Told by doctors that prolonged sitting increased pressure on her spine by 150 percent, Scott was forced to look closely at her practice and make some difficult decisions.
So, eschewing her office, her chair and the psychotherapist’s couch, she started taking her patients into the woods.
“I either had to do walking sessions with my patients or take a sabbatical from my work altogether,” she said.
“Healing with Nature,” Scott’s new book, published in October by the New York City-based publisher Helios Press, describes Scott’s journey through 10 years of doctors’ visits, physical therapy and walks through nature that helped heal Scott and her clients.
Nervous at first about approaching her clients with the idea of walking therapy — she always gave a choice of whether to walk or not after she was injured.

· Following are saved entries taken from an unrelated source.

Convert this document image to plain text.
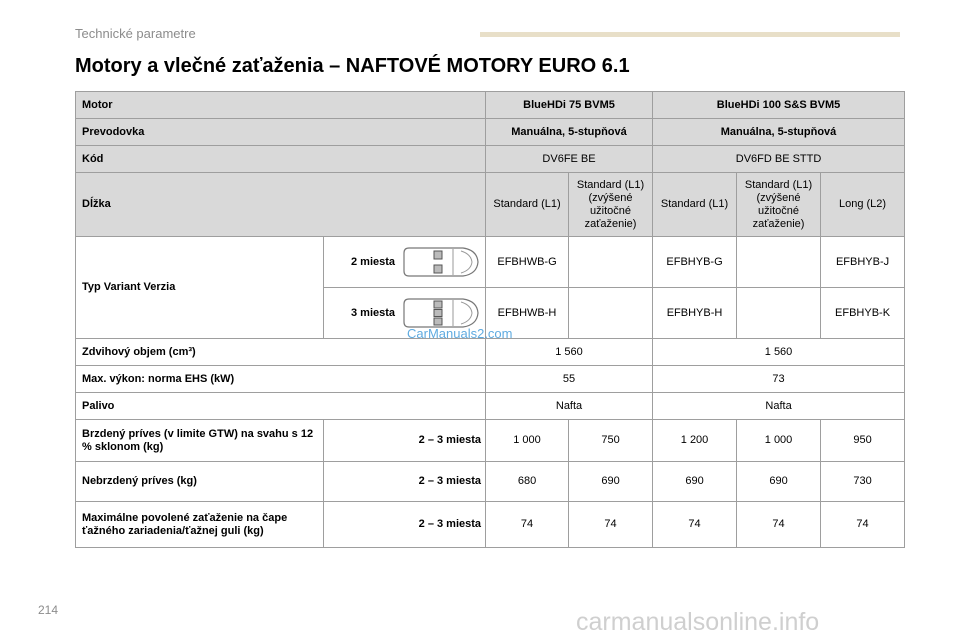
Technické parametre
Motory a vlečné zaťaženia – NAFTOVÉ MOTORY EURO 6.1
Motor		BlueHDi 75 BVM5		BlueHDi 100 S&S BVM5		
Prevodovka		Manuálna, 5-stupňová		Manuálna, 5-stupňová		
Kód		DV6FE BE		DV6FD BE STTD		
Dĺžka		Standard (L1)	Standard (L1) (zvýšené užitočné zaťaženie)	Standard (L1)	Standard (L1) (zvýšené užitočné zaťaženie)	Long (L2)
Typ Variant Verzia	2 miesta	EFBHWB-G		EFBHYB-G		EFBHYB-J

	3 miesta	EFBHWB-H		EFBHYB-H		EFBHYB-K
Zdvihový objem (cm³)		1 560		1 560		
Max. výkon: norma EHS (kW)		55		73		
Palivo		Nafta		Nafta		
Brzdený príves (v limite GTW) na svahu s 12 % sklonom (kg)	2 – 3 miesta	1 000	750	1 200	1 000	950
Nebrzdený príves (kg)	2 – 3 miesta	680	690	690	690	730
Maximálne povolené zaťaženie na čape ťažného zariadenia/ťažnej guli (kg)	2 – 3 miesta	74	74	74	74	74
CarManuals2.com
214	carmanualsonline.info
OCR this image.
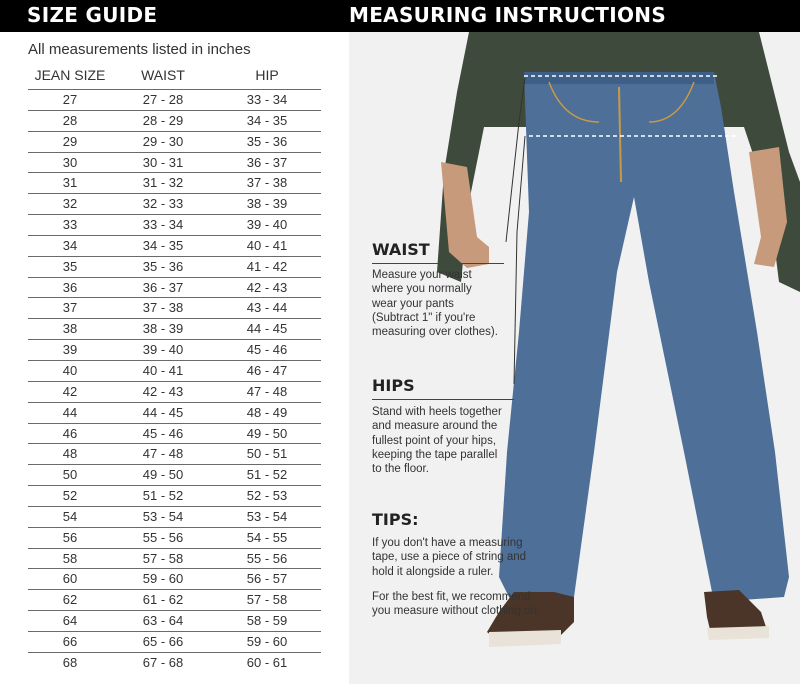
SIZE GUIDE	MEASURING INSTRUCTIONS
All measurements listed in inches
JEAN SIZE	WAIST	HIP
27	27 - 28	33 - 34
28	28 - 29	34 - 35
29	29 - 30	35 - 36
30	30 - 31	36 - 37
31	31 - 32	37 - 38
32	32 - 33	38 - 39
33	33 - 34	39 - 40
34	34 - 35	40 - 41
35	35 - 36	41 - 42
36	36 - 37	42 - 43
37	37 - 38	43 - 44
38	38 - 39	44 - 45
39	39 - 40	45 - 46
40	40 - 41	46 - 47
42	42 - 43	47 - 48
44	44 - 45	48 - 49
46	45 - 46	49 - 50
48	47 - 48	50 - 51
50	49 - 50	51 - 52
52	51 - 52	52 - 53
54	53 - 54	53 - 54
56	55 - 56	54 - 55
58	57 - 58	55 - 56
60	59 - 60	56 - 57
62	61 - 62	57 - 58
64	63 - 64	58 - 59
66	65 - 66	59 - 60
68	67 - 68	60 - 61
WAIST
Measure your waist
where you normally
wear your pants
(Subtract 1" if you're
measuring over clothes).
HIPS
Stand with heels together
and measure around the
fullest point of your hips,
keeping the tape parallel
to the floor.
TIPS:
If you don't have a measuring
tape, use a piece of string and
hold it alongside a ruler.
For the best fit, we recommend
you measure without clothing on.
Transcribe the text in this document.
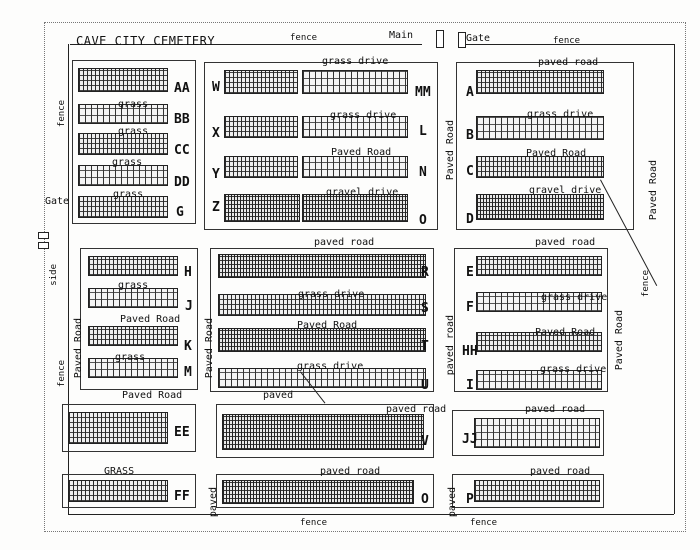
CAVE CITY CEMETERY
grass drive	paved road
grass drive	grass drive
Paved Road	Paved Road
gravel drive	gravel drive
paved road	paved road
Paved Road
paved road
Paved Road	Paved Road	Paved Road
Paved Road
grass
grass
grass
grass
grass
Paved Road
grass
Paved Road
grass drive
Paved Road
grass drive
paved
paved road
grass drive
Paved Road
grass drive
paved road
paved road	paved road
GRASS
paved
paved
fence	fence
fence
fence
side	fence
fence	fence
Main	Gate
Gate
AA
BB
CC
DD
G
H
J
K
M
EE
FF
W
X
Y
Z
MM
L
N
O
R
S
T
U
V
O
A
B
C
D
E
F
HH
I
JJ
P
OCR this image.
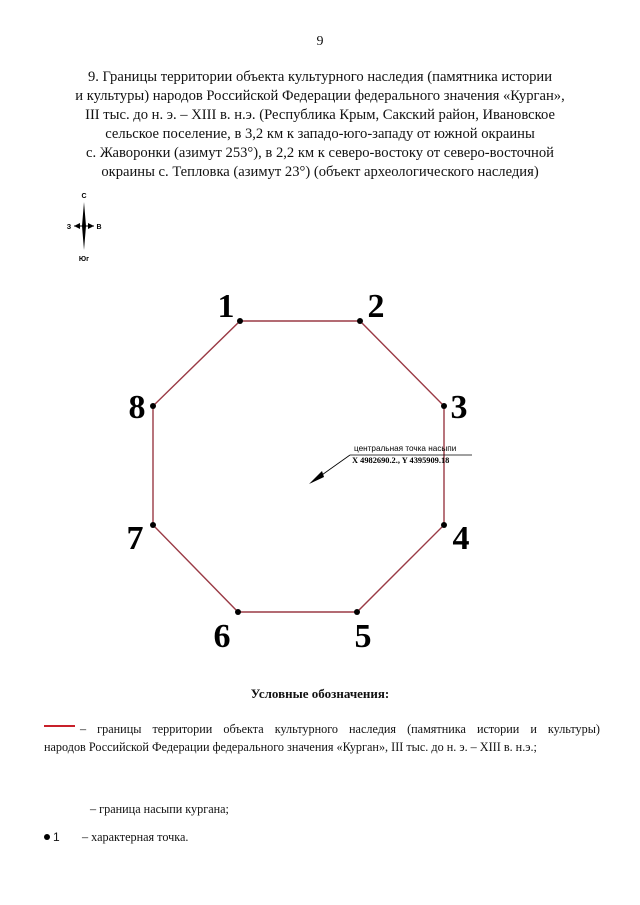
9
9. Границы территории объекта культурного наследия (памятника истории
и культуры) народов Российской Федерации федерального значения «Курган»,
III тыс. до н. э. – XIII в. н.э. (Республика Крым, Сакский район, Ивановское
сельское поселение, в 3,2 км к западо-юго-западу от южной окраины
с. Жаворонки (азимут 253°), в 2,2 км к северо-востоку от северо-восточной
окраины с. Тепловка (азимут 23°) (объект археологического наследия)
С
З	В
Юг
1	2
3
4
5
6
7
8
центральная точка насыпи
X 4982690.2., Y 4395909.18
Условные обозначения:
– границы территории объекта культурного наследия (памятника истории и культуры)
народов Российской Федерации федерального значения «Курган», III тыс. до н. э. – XIII в. н.э.;
– граница насыпи кургана;
1 – характерная точка.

Many of the clients responded positively to the idea — both verbally and with their body language.
“Patients have been very rigid in the office, but when you get them out walking they open up and are completely different,” she said.
She began with 45-minute walks along park paths, and around the neighborhood that surrounded her Lake Union office.
“It opened a whole new world,” she said. “You see a tree and it changes how you see nature all together, not how it was preconceived.”
In her book she tells of Sara, a patient who was able to relate her feelings of depression to a duck the patient and client witnessed swimming near their walk.
“He has oil on his feathers. He doesn’t know how to get it off,” Sara said. “That’s how my depression feels. No matter what I do, it never comes off.”
One year after her back injury, Scott spent six-weeks at Hedgebrook women’s writing retreat on Whidbey. It was there that her “Healing with Nature” blossomed.
Fellow Whidbey Island Writers’ Association member Susan Zwinger has known Scott since the two writers met just over a decade ago at Hedgebrook women’s retreat. Zwinger, a naturalist since she “picked up her first grasshopper,” has written a number of pieces for nature publications, helps research for the Audobon Society, and has spent years getting the word out about her belief that hiking, backpacking and exploring the woods can be a powerful tool.
“It shifts their attention to self in a transcendental way,” Zwinger said. “The repetition and rhythm of walking in the woods is so powerful.”
A part-time resident for eight years, Susan Scott now spends half of each week writing poetry, fiction and essays from her home in Langley and the other half working with clients in Seattle.
While she does most of her therapy work in Seattle, does a few professional consultations with other psychotherapists on Whidbey Island. She is a member of the Fifth Street Consulting Group in Langley where she continues her walking sessions on Whidbey trails.
“Clients have gotten to see how I’ve healed myself,” she said. “They know I practice what I preach.”